En dessous, les haubans sont ancrés, ce qui déplace l'ensemble, et au-dessus, déjà caché, il se connecte à l'amortisseur par le biais d'un roulement pour obtenir le fonctionnement le plus fluide possible.
Cette approche concentre plus d'articulations dans une zone exposée à la boue et à la saleté, c'est pourquoi Scott recourt à des roulements de haute qualité : Ceramic Speed dans les cadres HMX et HMX-SL — avec garantie à vie — et acier inoxydable dans le HMF, toujours avec double étanchéité.
Bien que sur le papier, il reste un monopivot sans articulation arrière, on a cherché à minimiser la flexion nécessaire du basculeur tout au long du débattement. Nous avons eu l'occasion de manipuler un cadre sans amortisseur monté et le mouvement ne présente pas de résistance appréciable de la part du basculeur.
Selon ce que nous ont expliqué les responsables du projet, ce design présente plusieurs avantages à la fois. Le principal est un centre de gravité très bas, avec des articulations, des roulements et un amortisseur concentrés au niveau du pédalier. Et comme cette zone doit être renforcée de toute façon — c'est celle qui reçoit le plus de charges et où il est intéressant d'optimiser la rigidité pour bien transmettre la pédale —, il n'est pas nécessaire d'ajouter de la matière dans d'autres parties du cadre. Le résultat est un poids spectaculaire : 1.427 grammes pour le cadre en carbone HMX-SL, déjà peint et avec les caches de l'amortisseur mais sans amortisseur ; 1.570 g pour le HMX et 1.793 g pour le HMF.

Adieu TwinLoc, bonjour compatibilité totale avec les amortisseurs
Et ici apparaît l'une des nouveautés qui dissipe le plus de doutes par rapport au Spark précédent. Celui-ci dépendait d'un amortisseur propriétaire géré par le système TwinLoc à trois positions, et le changer n'était pas simple. Le modèle 2027 fait un virage à 180 degrés : bien qu'il soit livré avec des amortisseurs à réglage personnalisé pour la plateforme — RockShox ou Fox —, sa mesure est la norme de 190x45, de sorte que il accepte n'importe quel amortisseur du marché. Le classique commande TwinLoc disparaît donc au profit de la compatibilité totale et, dans les modèles haut de gamme, de la suspension électronique Flight Attendant.
Nouveau cadre avec rigidité ajustée et plein de détails
Assister à une présentation où vous attendent les ingénieurs eux-mêmes pour vous expliquer chaque décision de design donne toujours une idée de jusqu'où un vélo est affiné. Et le Spark l'est.
Un des aspects les plus travaillés est la répartition de la rigidité à travers le cadre. Aujourd'hui, on peut atteindre des niveaux de rigidité très élevés, mais plus n'est pas toujours mieux dans l'utilisation réelle. C'est pourquoi on a cherché une flexion contrôlée à des points comme le basculeur, et chaque taille a son propre stratifié pour ajuster l'indice de rigidité à la taille de l'utilisateur.
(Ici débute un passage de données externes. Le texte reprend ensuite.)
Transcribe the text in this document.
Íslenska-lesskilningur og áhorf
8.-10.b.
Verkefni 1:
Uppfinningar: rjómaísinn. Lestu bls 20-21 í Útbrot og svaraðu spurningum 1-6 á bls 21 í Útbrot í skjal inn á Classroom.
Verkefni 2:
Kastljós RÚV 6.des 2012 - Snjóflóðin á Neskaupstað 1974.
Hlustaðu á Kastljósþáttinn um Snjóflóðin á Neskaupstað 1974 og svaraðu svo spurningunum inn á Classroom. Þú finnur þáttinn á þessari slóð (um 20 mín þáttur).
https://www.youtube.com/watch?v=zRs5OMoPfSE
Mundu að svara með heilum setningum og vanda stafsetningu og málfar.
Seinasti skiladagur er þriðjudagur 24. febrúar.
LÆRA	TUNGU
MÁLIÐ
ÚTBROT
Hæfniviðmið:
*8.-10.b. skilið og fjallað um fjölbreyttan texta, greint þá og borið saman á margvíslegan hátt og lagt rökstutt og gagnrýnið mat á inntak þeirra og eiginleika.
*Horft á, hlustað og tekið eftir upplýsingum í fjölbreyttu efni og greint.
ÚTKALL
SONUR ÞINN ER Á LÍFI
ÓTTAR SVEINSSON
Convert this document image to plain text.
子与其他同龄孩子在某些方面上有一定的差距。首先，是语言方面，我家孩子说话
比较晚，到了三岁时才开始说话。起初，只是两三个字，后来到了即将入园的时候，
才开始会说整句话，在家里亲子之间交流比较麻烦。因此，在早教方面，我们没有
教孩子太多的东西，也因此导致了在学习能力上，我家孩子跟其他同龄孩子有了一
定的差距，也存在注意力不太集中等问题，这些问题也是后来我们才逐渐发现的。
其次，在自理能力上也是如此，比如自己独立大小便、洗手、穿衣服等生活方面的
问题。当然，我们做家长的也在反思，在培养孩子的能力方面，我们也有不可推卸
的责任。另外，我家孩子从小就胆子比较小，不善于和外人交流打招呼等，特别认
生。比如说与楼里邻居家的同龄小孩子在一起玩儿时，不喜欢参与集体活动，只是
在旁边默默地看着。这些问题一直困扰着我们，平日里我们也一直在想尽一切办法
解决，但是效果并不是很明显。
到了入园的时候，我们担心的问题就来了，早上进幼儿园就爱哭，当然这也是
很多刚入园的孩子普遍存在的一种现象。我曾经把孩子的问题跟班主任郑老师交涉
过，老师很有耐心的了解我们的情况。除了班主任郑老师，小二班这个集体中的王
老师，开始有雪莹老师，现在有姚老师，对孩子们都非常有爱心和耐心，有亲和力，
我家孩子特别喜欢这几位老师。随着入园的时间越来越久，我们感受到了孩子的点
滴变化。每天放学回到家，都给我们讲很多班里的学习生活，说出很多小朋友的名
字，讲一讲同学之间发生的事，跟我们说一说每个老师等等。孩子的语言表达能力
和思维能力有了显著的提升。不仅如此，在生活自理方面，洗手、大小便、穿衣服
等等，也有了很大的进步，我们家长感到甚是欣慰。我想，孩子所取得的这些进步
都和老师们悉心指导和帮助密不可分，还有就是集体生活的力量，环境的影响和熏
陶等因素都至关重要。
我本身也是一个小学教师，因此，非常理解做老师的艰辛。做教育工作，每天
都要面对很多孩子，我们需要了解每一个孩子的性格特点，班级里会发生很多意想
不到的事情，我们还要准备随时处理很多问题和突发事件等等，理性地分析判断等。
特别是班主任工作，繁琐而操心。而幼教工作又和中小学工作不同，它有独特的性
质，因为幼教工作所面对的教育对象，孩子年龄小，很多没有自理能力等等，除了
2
L'idée est que l'ensemble — pneu, roue et cadre — travaille pour maximiser l'adhérence, car un excès de rigidité à certains points peut provoquer exactement l'inverse.
Le cadre est rempli de solutions bien pensées, fruit du travail conjoint de Scott et du département Syncros. La plus visible est le cache principal de l'amortisseur, intégré dans la courbe inférieure du triangle arrière. Par sa forme et sa position, de petits aimants le maintiennent parfaitement en place — sans risque qu'il se détache — et, en même temps, il se retire avec une facilité surprenante. Dans les modèles sans Flight Attendant, c'est un cache fermé qui laisse des lignes si épurées qu'il est difficile de croire qu'un amortisseur peut y tenir; dans les modèles haut de gamme avec Flight Attendant, il intègre une ouverture pour loger la batterie. Au cas où de l'eau entrerait, le cadre dispose d'un orifice de drainage à sa partie la plus basse, et le contour du cache est équipé d'un joint en caoutchouc pour l'étanchéité et pour éviter les bruits.

Stockage interne pour outils et pièces de rechange
Ce cache ne donne pas seulement accès à l'amortisseur. Profitant de l'espace pour ranger des pièces de rechange et des outils, Syncros a conçu le kit « Save the Day » : un sac allongé avec chambre à air en TPU, une petite pompe et des démonte-pneus, ainsi qu'un support pour une mini clé qui permet d'ajuster presque tout le vélo — Allen de 6 mm pour la roue, Torx 25 et une Allen de 3 ou 2,5 mm, selon l'amortisseur, pour le réglage de la suspension —.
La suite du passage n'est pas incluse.